L’inconnu semblait impatient, le ton de sa voix était plus explicite que la froideur de son attitude. Non, il ne s’était pas perdu. Non, il n’était pas tombé non plus. Pourtant, il se secouait de la neige restée sur son blouson et son pantalon. Charlotte l’examinait des yeux. Elle en déduit qu'il avait rampé ou s’était allongé sur la neige. Pourquoi faire ? Au sol, à côté d’un sac à dos, elle fut interpellée par un objet vaguement dissimulé. Le canon d’un fusil. Elle releva son regard vers l’inconnu, dont les lunettes noires l’empêchaient de le reconnaître. Toutefois, elle trouvait son visage familier, cette manière de faire la moue, tordant ses lèvres d’un seul côté, la gauche. Elle l'avait déjà vu, elle se souvenait d'avoir déjà ressenti cette attitude désarmante, hautaine, indifférente.

Tom continuait à poser des questions sans avoir remarqué l’arme au sol. Les réponses de l’inconnu restaient évasives, il avait l’air pressé de partir. Il avait surtout ressenti l’attention de la jeune femme, fixant son sac à dos.

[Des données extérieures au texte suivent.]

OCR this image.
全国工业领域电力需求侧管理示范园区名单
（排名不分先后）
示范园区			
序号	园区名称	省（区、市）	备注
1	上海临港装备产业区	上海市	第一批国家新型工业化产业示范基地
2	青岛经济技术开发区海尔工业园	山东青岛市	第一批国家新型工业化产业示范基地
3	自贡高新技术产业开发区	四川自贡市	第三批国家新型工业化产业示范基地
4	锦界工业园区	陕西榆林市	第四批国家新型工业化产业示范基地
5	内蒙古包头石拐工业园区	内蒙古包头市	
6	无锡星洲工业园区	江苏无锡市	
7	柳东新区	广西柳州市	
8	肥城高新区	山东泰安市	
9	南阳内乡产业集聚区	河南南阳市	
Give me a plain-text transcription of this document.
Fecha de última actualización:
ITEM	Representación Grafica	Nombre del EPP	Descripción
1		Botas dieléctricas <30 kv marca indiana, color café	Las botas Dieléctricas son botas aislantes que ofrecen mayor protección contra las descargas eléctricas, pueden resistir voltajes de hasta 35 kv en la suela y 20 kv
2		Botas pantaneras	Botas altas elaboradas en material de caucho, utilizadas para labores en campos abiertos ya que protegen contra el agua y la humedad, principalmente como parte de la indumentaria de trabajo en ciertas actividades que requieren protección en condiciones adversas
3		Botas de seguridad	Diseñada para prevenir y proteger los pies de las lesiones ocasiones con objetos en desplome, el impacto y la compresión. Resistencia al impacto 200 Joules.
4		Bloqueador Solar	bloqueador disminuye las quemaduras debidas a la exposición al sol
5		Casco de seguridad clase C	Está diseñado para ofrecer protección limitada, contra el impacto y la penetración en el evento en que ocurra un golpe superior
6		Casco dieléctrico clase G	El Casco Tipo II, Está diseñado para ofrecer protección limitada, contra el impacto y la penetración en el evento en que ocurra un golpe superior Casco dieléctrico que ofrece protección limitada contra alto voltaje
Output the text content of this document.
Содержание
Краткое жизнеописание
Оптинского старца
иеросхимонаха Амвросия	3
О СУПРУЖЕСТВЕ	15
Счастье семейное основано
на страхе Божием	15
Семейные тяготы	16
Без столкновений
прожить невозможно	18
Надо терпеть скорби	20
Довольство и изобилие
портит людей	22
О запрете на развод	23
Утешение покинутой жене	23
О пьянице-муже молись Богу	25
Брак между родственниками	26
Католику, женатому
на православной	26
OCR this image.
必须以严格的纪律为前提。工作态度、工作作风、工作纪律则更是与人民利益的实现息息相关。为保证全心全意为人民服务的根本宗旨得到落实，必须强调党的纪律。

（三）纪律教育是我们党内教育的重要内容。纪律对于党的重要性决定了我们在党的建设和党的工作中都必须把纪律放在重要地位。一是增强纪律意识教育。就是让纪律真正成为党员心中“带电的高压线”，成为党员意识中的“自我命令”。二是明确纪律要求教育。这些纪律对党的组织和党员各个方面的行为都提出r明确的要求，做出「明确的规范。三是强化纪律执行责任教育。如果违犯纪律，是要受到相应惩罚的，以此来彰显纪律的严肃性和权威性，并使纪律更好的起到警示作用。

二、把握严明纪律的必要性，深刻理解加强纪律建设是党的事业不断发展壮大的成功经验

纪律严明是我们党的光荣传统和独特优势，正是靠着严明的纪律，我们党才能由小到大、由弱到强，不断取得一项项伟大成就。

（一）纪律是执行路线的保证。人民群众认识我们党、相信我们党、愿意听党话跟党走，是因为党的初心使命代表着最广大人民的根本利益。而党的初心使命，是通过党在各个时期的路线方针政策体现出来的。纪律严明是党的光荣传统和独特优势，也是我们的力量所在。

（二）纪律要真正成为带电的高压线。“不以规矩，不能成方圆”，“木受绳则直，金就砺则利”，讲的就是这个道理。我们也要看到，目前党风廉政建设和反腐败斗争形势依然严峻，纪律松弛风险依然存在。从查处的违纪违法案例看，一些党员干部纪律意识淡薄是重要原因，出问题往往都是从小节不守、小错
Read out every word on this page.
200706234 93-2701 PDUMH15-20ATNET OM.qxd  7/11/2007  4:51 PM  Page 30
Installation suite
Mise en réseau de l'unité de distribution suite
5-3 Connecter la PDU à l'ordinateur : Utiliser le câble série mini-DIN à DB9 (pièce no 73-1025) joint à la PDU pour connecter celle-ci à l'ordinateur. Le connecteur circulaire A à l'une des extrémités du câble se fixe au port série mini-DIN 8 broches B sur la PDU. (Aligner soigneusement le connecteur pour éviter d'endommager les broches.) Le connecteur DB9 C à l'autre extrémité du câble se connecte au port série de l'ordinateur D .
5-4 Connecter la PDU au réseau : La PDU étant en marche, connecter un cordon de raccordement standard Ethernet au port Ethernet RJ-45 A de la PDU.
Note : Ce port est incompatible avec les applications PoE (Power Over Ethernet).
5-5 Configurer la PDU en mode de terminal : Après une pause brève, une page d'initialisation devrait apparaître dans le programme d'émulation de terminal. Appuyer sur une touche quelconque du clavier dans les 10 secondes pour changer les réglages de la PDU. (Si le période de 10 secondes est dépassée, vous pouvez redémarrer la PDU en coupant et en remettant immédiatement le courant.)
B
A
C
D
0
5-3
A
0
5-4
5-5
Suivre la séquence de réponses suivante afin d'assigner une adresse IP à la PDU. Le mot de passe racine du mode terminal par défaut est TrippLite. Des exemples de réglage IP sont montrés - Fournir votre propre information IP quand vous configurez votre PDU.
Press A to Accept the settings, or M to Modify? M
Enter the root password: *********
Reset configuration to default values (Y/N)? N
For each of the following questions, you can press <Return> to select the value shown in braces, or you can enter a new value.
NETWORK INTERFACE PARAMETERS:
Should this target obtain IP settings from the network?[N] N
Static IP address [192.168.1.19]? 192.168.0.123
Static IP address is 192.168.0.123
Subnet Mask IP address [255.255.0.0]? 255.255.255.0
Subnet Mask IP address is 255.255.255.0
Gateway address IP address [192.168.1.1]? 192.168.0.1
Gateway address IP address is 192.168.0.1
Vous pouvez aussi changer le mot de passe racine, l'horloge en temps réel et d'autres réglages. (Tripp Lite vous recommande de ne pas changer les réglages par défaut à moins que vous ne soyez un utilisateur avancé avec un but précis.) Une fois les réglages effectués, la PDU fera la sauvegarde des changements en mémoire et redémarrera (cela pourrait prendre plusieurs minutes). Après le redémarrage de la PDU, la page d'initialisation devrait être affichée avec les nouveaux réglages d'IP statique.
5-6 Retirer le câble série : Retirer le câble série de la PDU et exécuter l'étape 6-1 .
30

— C’est un fusil, ça ? s’aventura-t-elle tout en pointant l’artefact.

— C’est une carabine, répondit-il d’une voix plate, s’adressant à Charlotte, puis il se tourna vers Tom pour continuer. Je vais reprendre le biathlon, je m’entraîne en conditions réelles...

Le guide acquiesça. Ça lui était déjà arrivé de croiser des biathlonistes faisant de même. La marche et le rythme ne sont pas les mêmes avec le poids de la carabine.

— J’ai entendu des tirs, ajouta Charlotte avec un sourire triomphant.

L’inconnu l’examina quelques instants. La moue avait disparue de sa bouche et on ne lisait plus que de la nonchalance sur son visage. Il ôta ses lunettes et planta son regard ozone sur celui de la jeune femme. Il avait un air plutôt intimidant. Elle fit le rapprochement. Elle ne se trompait pas, elle l’avait déjà vu. La dernière fois, c’était à l’hôpital.

— Vous avez entendu des coups de feu, mademoiselle ? demanda-t-il d’une voix suave.

— Ah, les femmes ! Un coup de feu ! Non, mais vraiment ! Comme si elles savaient les reconnaître ! s’exclama Tom, moqueur, face à un interlocuteur qui manifestement ne partageait pas ce genre d’humour.